If you have gum disease, professional dental treatment is practically a must to maintain a healthy smile. Gum disease causes your gums to become loose and form "pockets," or gaps, between your teeth and gums. These pockets are a safe haven for plaque bacteria and dental tartar to hide, which only adds to the progression of the disease. As gum disease worsens, pockets can become so deep that they could lead to tooth loss!
Unfortunately, gums affected by periodontal disease don't reattach to teeth on their own. When pockets develop, gum surgery is often necessary to correct the problem. A gingivectomy is a surgical gum disease treatment used to remove diseased gum tissue, helping to reduce pockets and slow down the progression of gum disease.
The Gingivectomy Procedure
While your dentist may perform your gingivectomy procedure, it is usually done by a periodontist or oral surgeon. Prior to the gingivectomy procedure, scaling and root planing is often used to remove bacteria and tartar from below the gum line. The gingivectomy procedure itself typically requires just local anesthesia to numb your gums. Traditionally, a scalpel is used to remove gum tissue, but today, many dentists use laser gingivectomy for less invasive treatment, minimized bleeding and faster healing time. (It's important to note that the gingivectomy cost may range according to the type of gingivectomy procedure performed.) Depending on how much tissue needs to be removed, the gingivectomy procedure can take anywhere from a few minutes to an hour.

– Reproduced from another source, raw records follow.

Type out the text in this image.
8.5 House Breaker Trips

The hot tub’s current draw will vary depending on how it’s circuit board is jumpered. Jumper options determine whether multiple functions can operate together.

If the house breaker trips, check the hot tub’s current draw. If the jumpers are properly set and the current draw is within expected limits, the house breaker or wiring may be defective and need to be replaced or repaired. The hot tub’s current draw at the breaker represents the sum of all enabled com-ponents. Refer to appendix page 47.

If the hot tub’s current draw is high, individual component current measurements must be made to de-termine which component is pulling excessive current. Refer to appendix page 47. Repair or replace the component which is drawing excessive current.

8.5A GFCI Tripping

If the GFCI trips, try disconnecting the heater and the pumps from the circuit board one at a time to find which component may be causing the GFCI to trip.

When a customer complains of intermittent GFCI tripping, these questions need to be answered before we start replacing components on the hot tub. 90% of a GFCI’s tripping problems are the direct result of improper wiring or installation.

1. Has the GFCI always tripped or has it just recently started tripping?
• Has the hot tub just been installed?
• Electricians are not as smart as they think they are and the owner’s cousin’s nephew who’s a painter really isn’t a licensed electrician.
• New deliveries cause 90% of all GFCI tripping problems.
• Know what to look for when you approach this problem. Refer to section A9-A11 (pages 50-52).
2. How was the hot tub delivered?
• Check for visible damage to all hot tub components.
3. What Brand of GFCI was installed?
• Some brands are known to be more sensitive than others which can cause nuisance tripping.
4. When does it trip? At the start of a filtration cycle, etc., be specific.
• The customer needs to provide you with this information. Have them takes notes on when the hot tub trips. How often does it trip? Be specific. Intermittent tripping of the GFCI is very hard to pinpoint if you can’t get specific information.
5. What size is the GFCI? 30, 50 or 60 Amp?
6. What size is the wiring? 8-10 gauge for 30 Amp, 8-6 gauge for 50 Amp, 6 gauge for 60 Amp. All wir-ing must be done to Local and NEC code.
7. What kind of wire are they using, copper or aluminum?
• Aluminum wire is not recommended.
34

Following your gingivectomy procedure, a periodontal dressing will be placed over your gums to protect them while they heal, which stays on for an average of seven to 10 days. During this time, it's important that you follow your dentist's post-surgery guidelines so as to not accidentally remove the dressing or damage your gums. You will most likely only be able to eat soft foods and drink liquids while the dressing is in place. While you can continue practicing your oral hygiene regimen, you should avoid brushing near the surgical area until your dentist tells you it's safe to do so. It may take several weeks for your gums to appear normal again and up to three months for your gums to heal completely.
Does a Gingivectomy Hurt?
Most periodontic procedures aren't painful, but you may feel some discomfort following your gingivectomy procedure. Bleeding gums are also normal for the first day or two. As with any surgical procedure, there is always a minor risk of infection. Your dentist may prescribe you antibiotics to reduce your risk of infection from bacteria entering the bloodstream.